— Тише, медведик, всё пока идёт хорошо. Не дёргайся , иначе мне придётся провозиться дольше… — чёрт, эта дрянь вся скользкая от его крови, нужно крепче держать пинцет. — Вот и всё, — я продемонстрировала смертоносный кусочек свинца. — Потерпи ещё немного, сейчас будет больно, — он зашипел, когда я прижала вату пропитанную шнапсом. — Зато вернёшься к своей Марте почти целым.
На моё счастье больше таких сложных ранений не было. Бартель сорвал где-то ноготь, ныл же при этом больше всех.
— Ладно уж, давай забинтую, — сжалилась я, больше, конечно, чтобы не слушать его причитания.
— Хорош возиться с ним, — позвал меня Каспер. — Мы тут пожрать раздобыли. Можно сказать обед из трёх блюд. Налетай, малышка.
Комплексный обед, говоришь? Ну, посмотрим, что сегодня в меню. Суп, в котором одиноко плавали редкие кусочки картошки и нитки капусты.
— А где свинина? — возмущённо спросил Кох.
Совсем видать плохи дела, раз «тиграм не докладывают мяса». Но хрен бы с ним с тем супом. Второе было ещё более интересным. Вроде на первый взгляд каша, но какая-то странная.
— Не пойму, из чего она? — прищурился Каспер.
Это называется сборная солянка. Приглядевшись, я рассмотрела, что в котелке была смесь манки, риса и, по-моему, пшёнки. Такое ощущение, что выгребли из закромов всё, что было. Кушайте на здоровье, солдатики.
— А что это в ней плавает? — скривился Шнайдер.
— Похоже на изюм, — поддел ложкой неопознанную хрень Бартель.
— А по-моему, это таракан, — я конечно попыталась убедить себя, что это изюм, ибо жрать хотелось нереально, а суп был совсем уж безвкусным. Главное, что не опарыши какие-нибудь.
— И мы должны это есть? — поморщился Каспер.
— Это изюм, — уверенно заявил Кох. — А так каша ничего, вкусная.
— Да ладно, не заморачивайтесь, ешьте, — я осторожно взяла ложку.
Тут уж ничего не поделаешь. На фронте испорченные продукты обычное дело.
— А если это будет шевелиться, просто жуйте быстрее.
Старательно выкидывая на всякий случай «изюм» из своей миски, я попробовала эту странную кашку. Действительно ничего, или с голодухи я стала уж совсем неприхотливой, но больше всего я орнула с «десерта». Какой же идиот додумался выдать котелок варёного гороха?

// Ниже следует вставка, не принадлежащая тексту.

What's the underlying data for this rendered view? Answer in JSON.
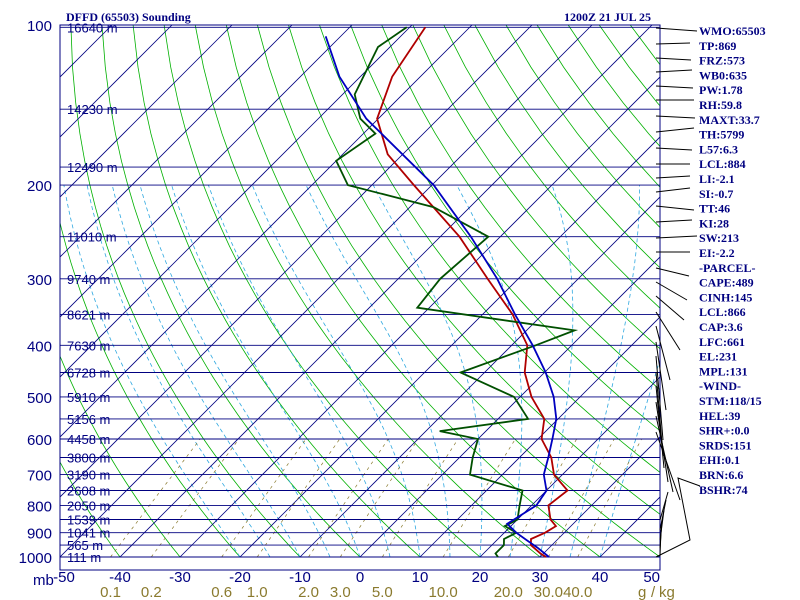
{
  "title": {
    "station": "DFFD (65503) Sounding",
    "time": "1200Z 21 JUL 25"
  },
  "axis": {
    "pressure_unit": "mb",
    "mixing_unit": "g/kg",
    "mixing_unit_g": "g",
    "mixing_unit_slash": "/",
    "mixing_unit_kg": "kg",
    "colors": {
      "frame": "#000080",
      "isobar": "#000080",
      "isotherm": "#000080",
      "dry_adiabat": "#00b000",
      "moist_adiabat": "#2fa8e0",
      "mixing_ratio": "#8a7a2e",
      "temperature": "#b00000",
      "dewpoint": "#005000",
      "parcel": "#0000c0"
    }
  },
  "pressure_labels": [
    "100",
    "200",
    "300",
    "400",
    "500",
    "600",
    "700",
    "800",
    "900",
    "1000"
  ],
  "height_labels": [
    "16640 m",
    "14230 m",
    "12490 m",
    "11010 m",
    "9740 m",
    "8621 m",
    "7630 m",
    "6728 m",
    "5910 m",
    "5156 m",
    "4458 m",
    "3800 m",
    "3190 m",
    "2608 m",
    "2050 m",
    "1539 m",
    "1041 m",
    "565 m",
    "111 m"
  ],
  "temp_labels": [
    "-50",
    "-40",
    "-30",
    "-20",
    "-10",
    "0",
    "10",
    "20",
    "30",
    "40",
    "50"
  ],
  "mixing_labels": [
    "0.1",
    "0.2",
    "0.6",
    "1.0",
    "2.0",
    "3.0",
    "5.0",
    "10.0",
    "20.0",
    "30.0",
    "40.0"
  ],
  "indices": [
    "WMO:65503",
    "TP:869",
    "FRZ:573",
    "WB0:635",
    "PW:1.78",
    "RH:59.8",
    "MAXT:33.7",
    "TH:5799",
    "L57:6.3",
    "LCL:884",
    "LI:-2.1",
    "SI:-0.7",
    "TT:46",
    "KI:28",
    "SW:213",
    "EI:-2.2",
    "-PARCEL-",
    "CAPE:489",
    "CINH:145",
    "LCL:866",
    "CAP:3.6",
    "LFC:661",
    "EL:231",
    "MPL:131",
    "-WIND-",
    "STM:118/15",
    "HEL:39",
    "SHR+:0.0",
    "SRDS:151",
    "EHI:0.1",
    "BRN:6.6",
    "BSHR:74"
  ],
  "chart_data": {
    "type": "line",
    "chart_kind": "skew-T log-P sounding",
    "y_scale": "log",
    "ylim": [
      1000,
      100
    ],
    "xlim_at_1000mb": [
      -50,
      50
    ],
    "pressure_ticks": [
      100,
      200,
      300,
      400,
      500,
      600,
      700,
      800,
      900,
      1000
    ],
    "height_levels": [
      {
        "p": 101,
        "z": "16640 m"
      },
      {
        "p": 144,
        "z": "14230 m"
      },
      {
        "p": 185,
        "z": "12490 m"
      },
      {
        "p": 250,
        "z": "11010 m"
      },
      {
        "p": 300,
        "z": "9740 m"
      },
      {
        "p": 350,
        "z": "8621 m"
      },
      {
        "p": 400,
        "z": "7630 m"
      },
      {
        "p": 450,
        "z": "6728 m"
      },
      {
        "p": 500,
        "z": "5910 m"
      },
      {
        "p": 550,
        "z": "5156 m"
      },
      {
        "p": 600,
        "z": "4458 m"
      },
      {
        "p": 650,
        "z": "3800 m"
      },
      {
        "p": 700,
        "z": "3190 m"
      },
      {
        "p": 750,
        "z": "2608 m"
      },
      {
        "p": 800,
        "z": "2050 m"
      },
      {
        "p": 850,
        "z": "1539 m"
      },
      {
        "p": 900,
        "z": "1041 m"
      },
      {
        "p": 950,
        "z": "565 m"
      },
      {
        "p": 1000,
        "z": "111 m"
      }
    ],
    "series": [
      {
        "key": "temperature",
        "points": [
          [
            1000,
            31.0
          ],
          [
            985,
            29.5
          ],
          [
            950,
            26.5
          ],
          [
            925,
            25.5
          ],
          [
            900,
            26.8
          ],
          [
            875,
            27.5
          ],
          [
            850,
            25.5
          ],
          [
            800,
            22.8
          ],
          [
            750,
            23.5
          ],
          [
            700,
            18.6
          ],
          [
            650,
            15.3
          ],
          [
            600,
            10.6
          ],
          [
            550,
            7.7
          ],
          [
            500,
            1.9
          ],
          [
            450,
            -3.3
          ],
          [
            400,
            -7.4
          ],
          [
            350,
            -15.0
          ],
          [
            300,
            -25.1
          ],
          [
            250,
            -36.8
          ],
          [
            200,
            -53.0
          ],
          [
            175,
            -62.5
          ],
          [
            150,
            -70.2
          ],
          [
            125,
            -74.7
          ],
          [
            101,
            -77.4
          ]
        ]
      },
      {
        "key": "dewpoint",
        "points": [
          [
            1000,
            23.0
          ],
          [
            985,
            22.0
          ],
          [
            950,
            22.0
          ],
          [
            925,
            21.0
          ],
          [
            900,
            22.0
          ],
          [
            875,
            19.0
          ],
          [
            850,
            20.0
          ],
          [
            800,
            18.0
          ],
          [
            750,
            16.0
          ],
          [
            700,
            4.6
          ],
          [
            650,
            2.2
          ],
          [
            600,
            0.0
          ],
          [
            580,
            -7.7
          ],
          [
            550,
            5.0
          ],
          [
            500,
            -1.0
          ],
          [
            450,
            -14.0
          ],
          [
            400,
            -6.0
          ],
          [
            375,
            -2.0
          ],
          [
            340,
            -32.0
          ],
          [
            300,
            -33.0
          ],
          [
            250,
            -32.0
          ],
          [
            220,
            -46.0
          ],
          [
            200,
            -64.0
          ],
          [
            180,
            -70.0
          ],
          [
            160,
            -68.0
          ],
          [
            150,
            -73.0
          ],
          [
            135,
            -78.0
          ],
          [
            110,
            -82.0
          ],
          [
            101,
            -80.5
          ]
        ]
      },
      {
        "key": "parcel",
        "points": [
          [
            1000,
            31.5
          ],
          [
            960,
            28.0
          ],
          [
            930,
            25.0
          ],
          [
            900,
            22.0
          ],
          [
            866,
            19.0
          ],
          [
            800,
            20.8
          ],
          [
            750,
            20.0
          ],
          [
            700,
            16.9
          ],
          [
            650,
            14.8
          ],
          [
            600,
            12.4
          ],
          [
            550,
            9.7
          ],
          [
            500,
            5.6
          ],
          [
            450,
            0.2
          ],
          [
            400,
            -6.5
          ],
          [
            350,
            -14.6
          ],
          [
            300,
            -23.5
          ],
          [
            250,
            -34.9
          ],
          [
            200,
            -49.7
          ],
          [
            150,
            -72.0
          ],
          [
            125,
            -83.5
          ],
          [
            105,
            -92.5
          ]
        ]
      }
    ]
  }
}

Представив себе в красках последствия, я уже стала мысленно рисовать план эвакуации из «газовой камеры». Можно конечно посоветовать им это не есть, но промаявшись трое суток на передовой, парни сейчас сожрут что угодно.
Я вернулась к Фридхельму и протянула ему миску с кашей.
— Парни тут притащили обед.
— Не хочу, — помотал он головой.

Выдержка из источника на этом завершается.